There is a recognizable pattern here: Mike Bloomberg goes where science-based evidence leads. He is rational, disciplined, and persistent. His actions are dominated by what is the right thing to do for health, not by who cares one way or the other. Where he can, as in going after illegal handguns, he finds ingenious solutions that bring people together. He is willing to go first, and he measures results. In government, as in business, his modus operandi is to find the best people and let them do their job. In the first month of his first term, the mayor called in the heads of all his agencies and told them: “It’s your agency. Don’t screw it up.” (Well, he may not have said “screw,” but you get the point, and this is, after all, a decorous event.)

Even before he became mayor, Michael Bloomberg established an enduring legacy in public health. Through generous and far-sighted philanthropy, marked again by a willingness to invest in the right thing for the right reasons, he left a leading educational institution — now known as the Johns Hopkins Bloomberg School of Public Health— more strongly positioned than ever to educate a new generation of public health leaders and find new solutions to long-standing health problems.

In recent years, Michael Bloomberg embarked on a major new initiative to curb tobacco use in 15 low- and middle-income countries where more than two-thirds of smokers reside. Bloomberg Philanthropies committed $375 million to this initiative. Mike Bloomberg enlisted global partners from the public and private sectors, international agencies, and non-government organizations, and last year inspired Bill Gates to add another $125 million to the effort. Effective tobacco control measures now newly reach almost 400 million people worldwide, an important step in the right direction attributable in part to the resources made available through the Bloomberg Initiative.

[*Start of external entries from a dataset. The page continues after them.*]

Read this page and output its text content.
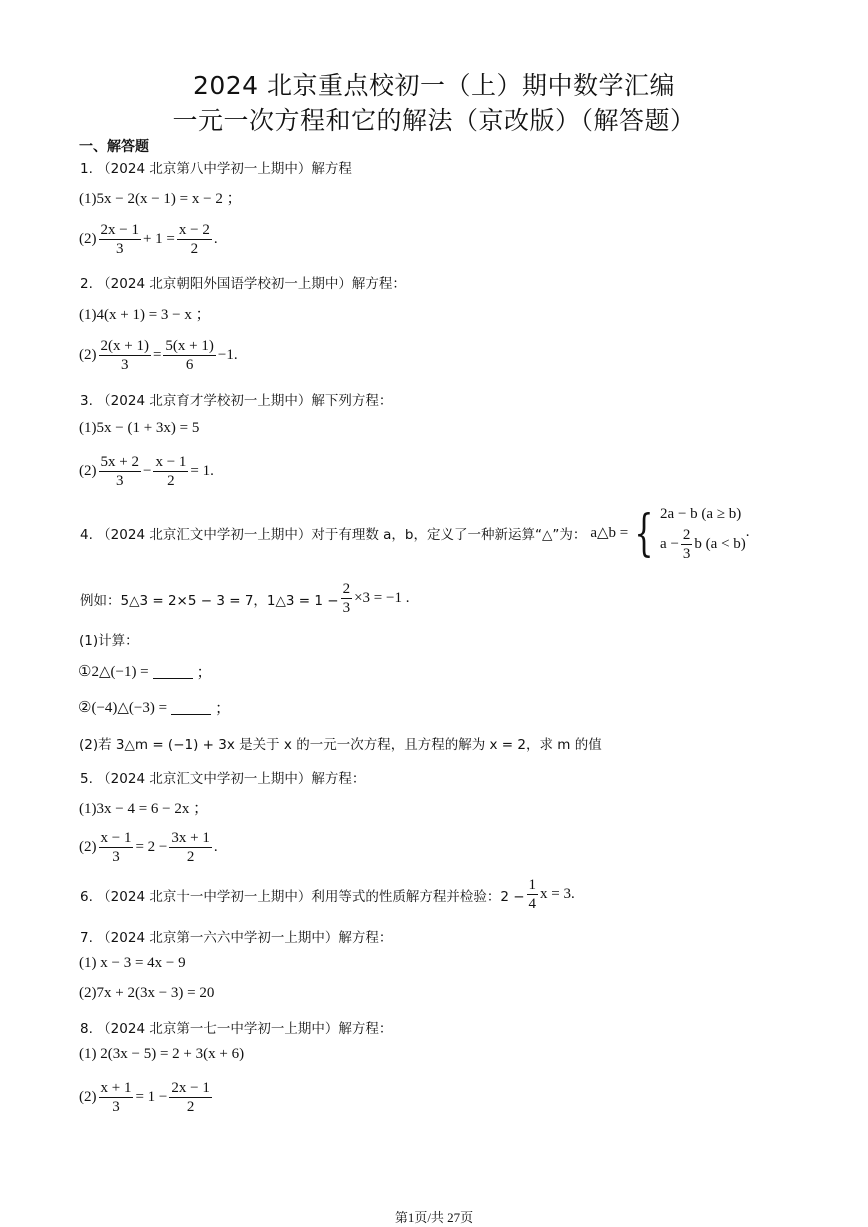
2024 北京重点校初一（上）期中数学汇编
一元一次方程和它的解法（京改版）（解答题）
一、解答题
1. （2024 北京第八中学初一上期中）解方程
(1)5x − 2(x − 1) = x − 2 ；
$(2) \frac{2x - 1}{3} + 1 = \frac{x - 2}{2}$ .
2. （2024 北京朝阳外国语学校初一上期中）解方程：
(1)4(x + 1) = 3 − x ；
$(2) \frac{2(x + 1)}{3} = \frac{5(x + 1)}{6} -1$.
3. （2024 北京育才学校初一上期中）解下列方程：
(1)5x − (1 + 3x) = 5
$(2) \frac{5x + 2}{3} - \frac{x - 1}{2} = 1$.
4. （2024 北京汇文中学初一上期中）对于有理数 a，b，定义了一种新运算“△”为： a△b = { 2a − b (a ≥ b)
$a - \frac{2}{3}$ b (a < b)
.
例如：5△3 = 2×5 − 3 = 7，1△3 = $1 - \frac{2}{3} \times 3 = -1$ .
(1)计算：
①2△(−1) =	；
②(−4)△(−3) =	；
(2)若 3△m = (−1) + 3x 是关于 x 的一元一次方程，且方程的解为 x = 2，求 m 的值
5. （2024 北京汇文中学初一上期中）解方程：
(1)3x − 4 = 6 − 2x ；
$(2) \frac{x - 1}{3} = 2 - \frac{3x + 1}{2}$ .
6. （2024 北京十一中学初一上期中）利用等式的性质解方程并检验：$2 - \frac{1}{4}$ x = 3.
7. （2024 北京第一六六中学初一上期中）解方程：
(1) x − 3 = 4x − 9
(2)7x + 2(3x − 3) = 20
8. （2024 北京第一七一中学初一上期中）解方程：
(1) 2(3x − 5) = 2 + 3(x + 6)
$(2) \frac{x + 1}{3} = 1 - \frac{2x - 1}{2}$
第1页/共 27页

Michael Bloomberg also tackled another major, and underappreciated, threat to global health: the more than 1.2 million deaths that occur every year on the world’s roadways. A few years ago in Vietnam, for example, the per-passenger-mile rate of traffic fatalities was 10,000 times that of the United States. A Bloomberg-sponsored pilot project in Vietnam concentrates on getting motorcyclists to wear helmets, and serious injury and death in this group have declined by almost 20 percent.

Just last week, the mayor received an exceptional tribute for his work in global health. At the U2 concert in Giants Stadium, before a crowd of 85,000, Bono took a break in the program to acknowledge the mayor and thank him for his support of public health. It hardly gets better than that! Even though the Lasker Luncheon draws a much smaller and less rowdy audience — not to mention less talented entertainers — we want you to know, Mr. Mayor, that today’s recognition is no less heartfelt.

When it comes to advancing the public’s health, Mayor Bloomberg not only talks the talk and walks the walk — he blazes new trails that others can follow. Directly and indirectly, through public service and philanthropy, Michael Bloomberg’s leadership saves lives and preserves health. Please join me in congratulating the recipient of the 2009 Lasker Public Service Award, the mayor of New York City, The Honorable Michael R. Bloomberg.